Perhaps it's unfair to point this out - Solnit clearly knows the technology of the period - but arguably it isn't unimportant. The use of the word 'film' in this context suggests a mindset that perhaps isn't quite 'back there' in the 1870s world of glass plate photography. Of course the emulsion was sometimes refered to as a 'film', but the phrases used by Solnit seem too modern. Even when used correctly the word is potentially ambiguous: not only is it used to refer to post-1880's rollfilm 'still' photography (a technology still used today), but 'film' also means - and Solnit herself frequently uses it to mean - 'the movies'. Of concern here is that to a modern general readership the use of the word 'film' when discussing glass plates subtly provides an unconscious reinforcement of the idea of Muybridge's famous action sequences as photographic moving pictures, screenable 'films' rather than printed sequence photographs. 'Photographic emulsion' would have been better. Muybridge himself fudged the truth in his account of the production of the Zoopraxiscope images, and this - together with many contemporary newspaper reports of 'the photographs in motion on the screen' - has understandably led to confusion. But the discs survive to be examined. They are painted images, in most cases meticulously traced from the photo sequences, and retaining the vitality of real-life humans and animals in motion. In our digitally manipulated world their production method actually adds to their interest: What constitutes a 'real' photograph?

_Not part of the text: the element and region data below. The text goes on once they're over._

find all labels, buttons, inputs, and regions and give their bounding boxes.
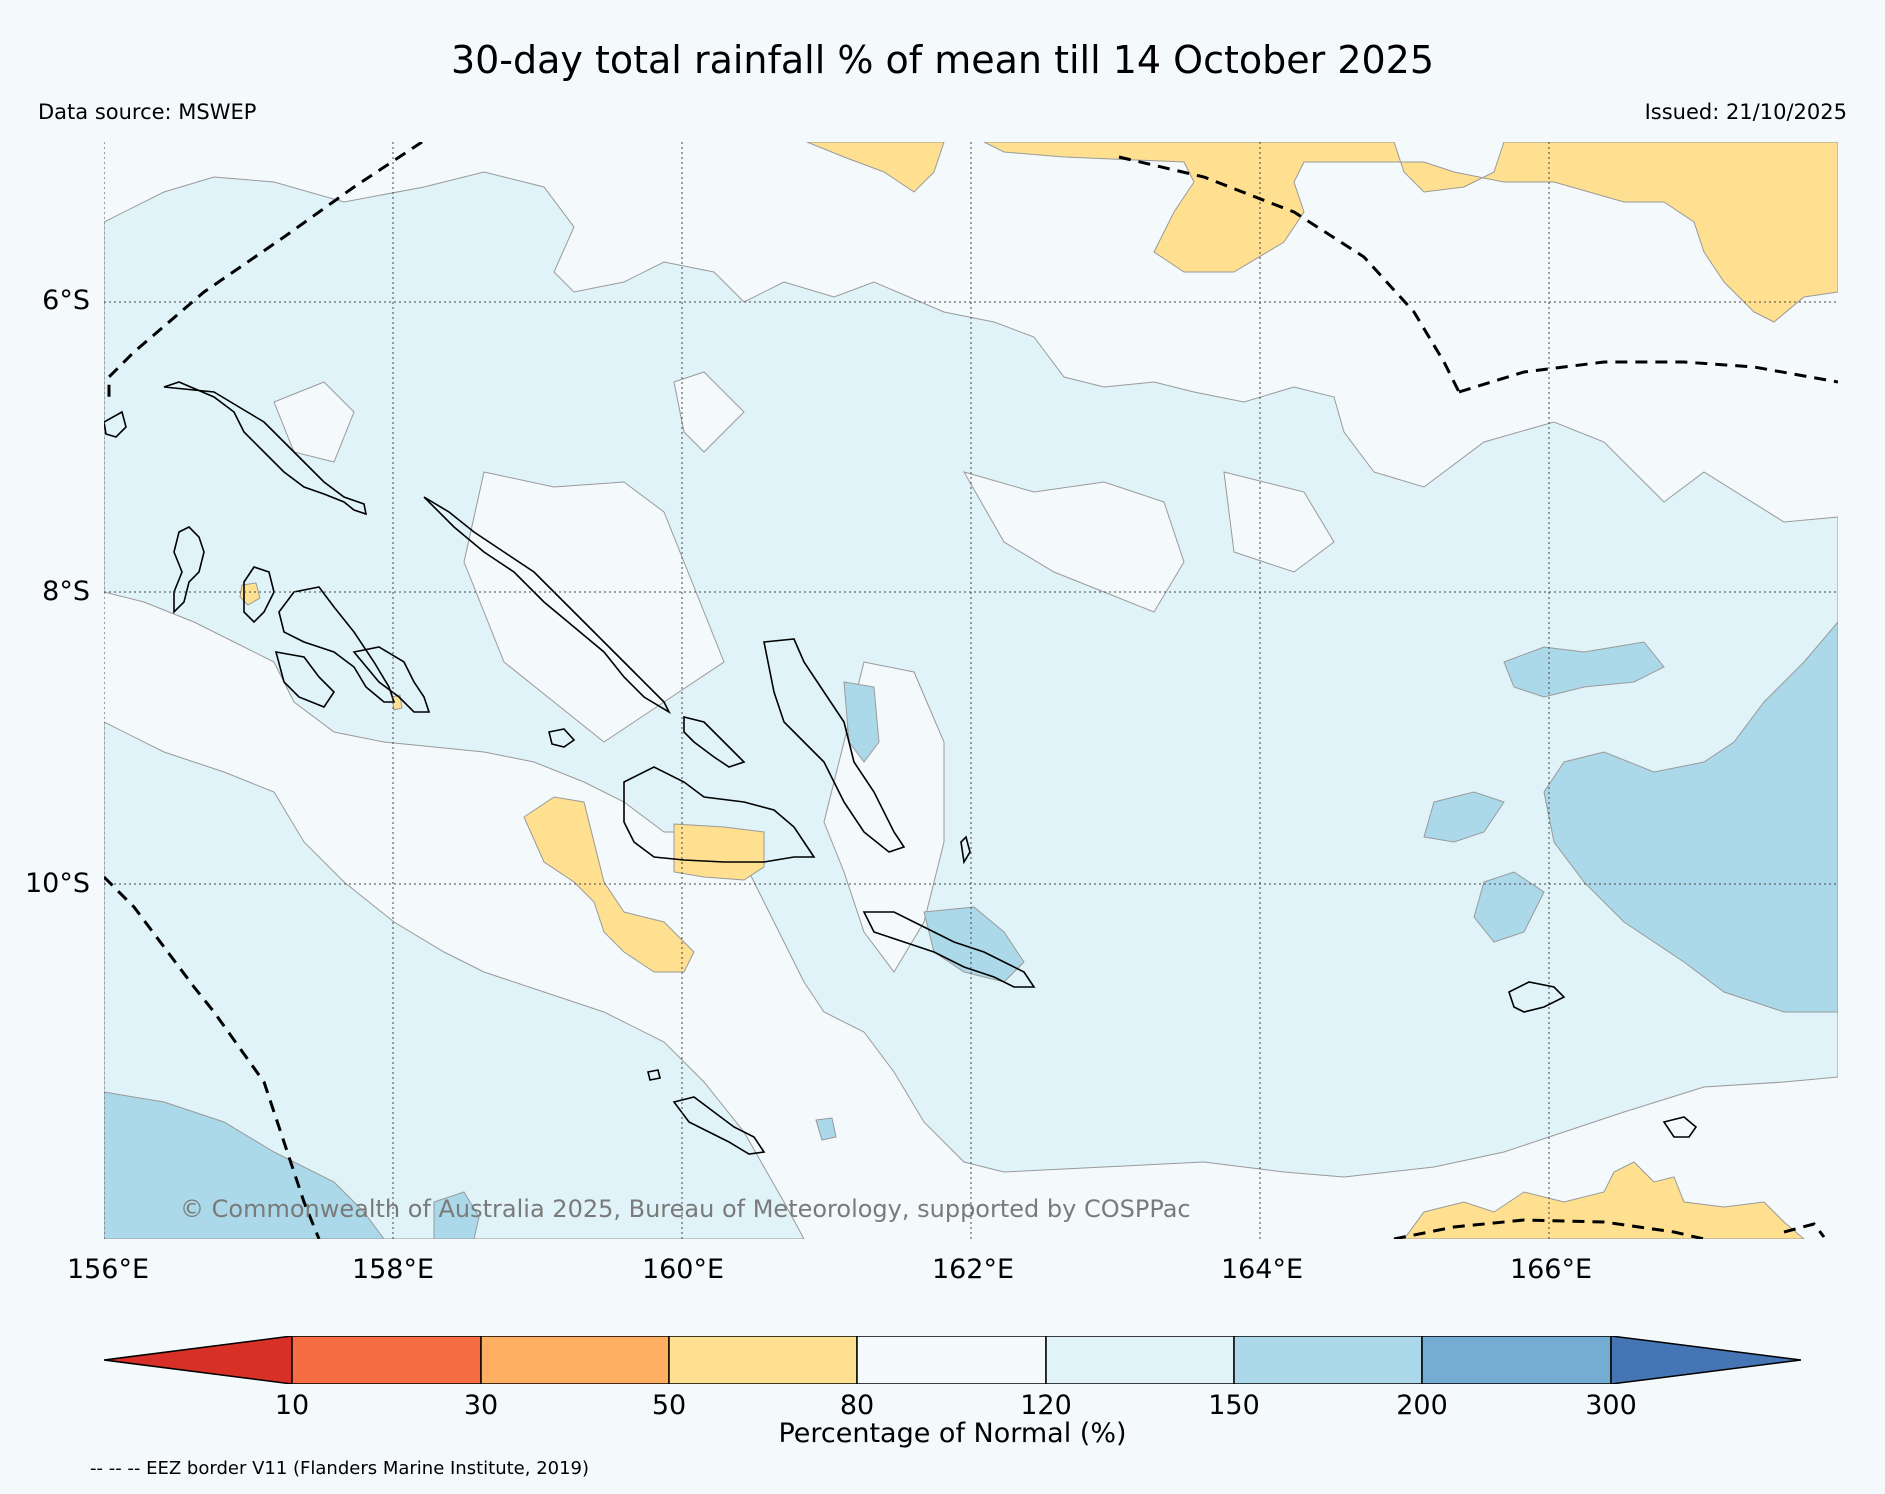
lat-label: 6°S (0, 285, 90, 316)
lon-label: 156°E (38, 1254, 178, 1285)
colorbar-tick: 120 (1001, 1390, 1091, 1421)
colorbar-segment (1611, 1336, 1801, 1384)
lon-label: 162°E (903, 1254, 1043, 1285)
colorbar-segment (1046, 1336, 1234, 1384)
lon-label: 166°E (1481, 1254, 1621, 1285)
colorbar-segment (481, 1336, 669, 1384)
colorbar-segment (292, 1336, 481, 1384)
colorbar-segment (1234, 1336, 1422, 1384)
lon-label: 158°E (323, 1254, 463, 1285)
lat-label: 10°S (0, 868, 90, 899)
issued-date-label: Issued: 21/10/2025 (1645, 100, 1847, 124)
map-title: 30-day total rainfall % of mean till 14 … (0, 38, 1885, 82)
colorbar-title: Percentage of Normal (%) (0, 1418, 1885, 1449)
region-50-80 (674, 824, 764, 880)
data-source-label: Data source: MSWEP (38, 100, 256, 124)
colorbar-segment (1422, 1336, 1611, 1384)
colorbar (104, 1336, 1801, 1384)
colorbar-segment (857, 1336, 1046, 1384)
colorbar-tick: 50 (624, 1390, 714, 1421)
eez-legend-note: -- -- -- EEZ border V11 (Flanders Marine… (90, 1458, 589, 1479)
colorbar-segment (104, 1336, 292, 1384)
lon-label: 160°E (613, 1254, 753, 1285)
rainfall-map (104, 142, 1838, 1239)
colorbar-tick: 150 (1189, 1390, 1279, 1421)
colorbar-tick: 30 (436, 1390, 526, 1421)
lon-label: 164°E (1192, 1254, 1332, 1285)
colorbar-tick: 300 (1566, 1390, 1656, 1421)
copyright-text: © Commonwealth of Australia 2025, Bureau… (180, 1195, 1191, 1223)
colorbar-tick: 80 (812, 1390, 902, 1421)
colorbar-tick: 200 (1377, 1390, 1467, 1421)
colorbar-segment (669, 1336, 857, 1384)
lat-label: 8°S (0, 576, 90, 607)
colorbar-tick: 10 (247, 1390, 337, 1421)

Solnit suggests that as well as painted images, Muybridge projected actual photos with the Zoopraxiscope, because a sequence of small plates of a galloping horse, arranged in a circle, survives at Stanford. I would think that this could only have been produced for a private experiment; the photographs in question would have looked 'squashed' on the screen. The zoopraxiscope distorted images on projection - which is why painted images copied from photographs, but distorted to compensate for this 'squeezing' - were used.

Muybridge is a big subject, and only the brave take on the 'whole story' of his life and times. Solnit covers a range of Muybridge's activities in detail - including his stereoscopic and panoramic photography - though his later years are thinly sketched. Missing are the lecture 'tours' that he undertook in Britain and Europe.

Solnit's stream-of-consciousness technique works rather well in places, but in the final chapter reads almost as a parody of the style. The illustrations are well chosen.

Don't let the apparently negative comments in this review put you off. (As a Muybridge enthusiast myself, the smallest points of contention jump out at me, but will be less obvious to the general reader.) Rebecca Solnit's book is a deeply considered and thought-provoking account of the rushing, galloping world of the latter part of the nineteenth century. The author's embracing of the USA's geography, geology, economy, politics, media - and much else - during Muybridge's active life produces an engaging, if at times somewhat rambling, reverie.

Stephen Herbert

(an earlier version of this review appeared in the New Magic Lantern Journal).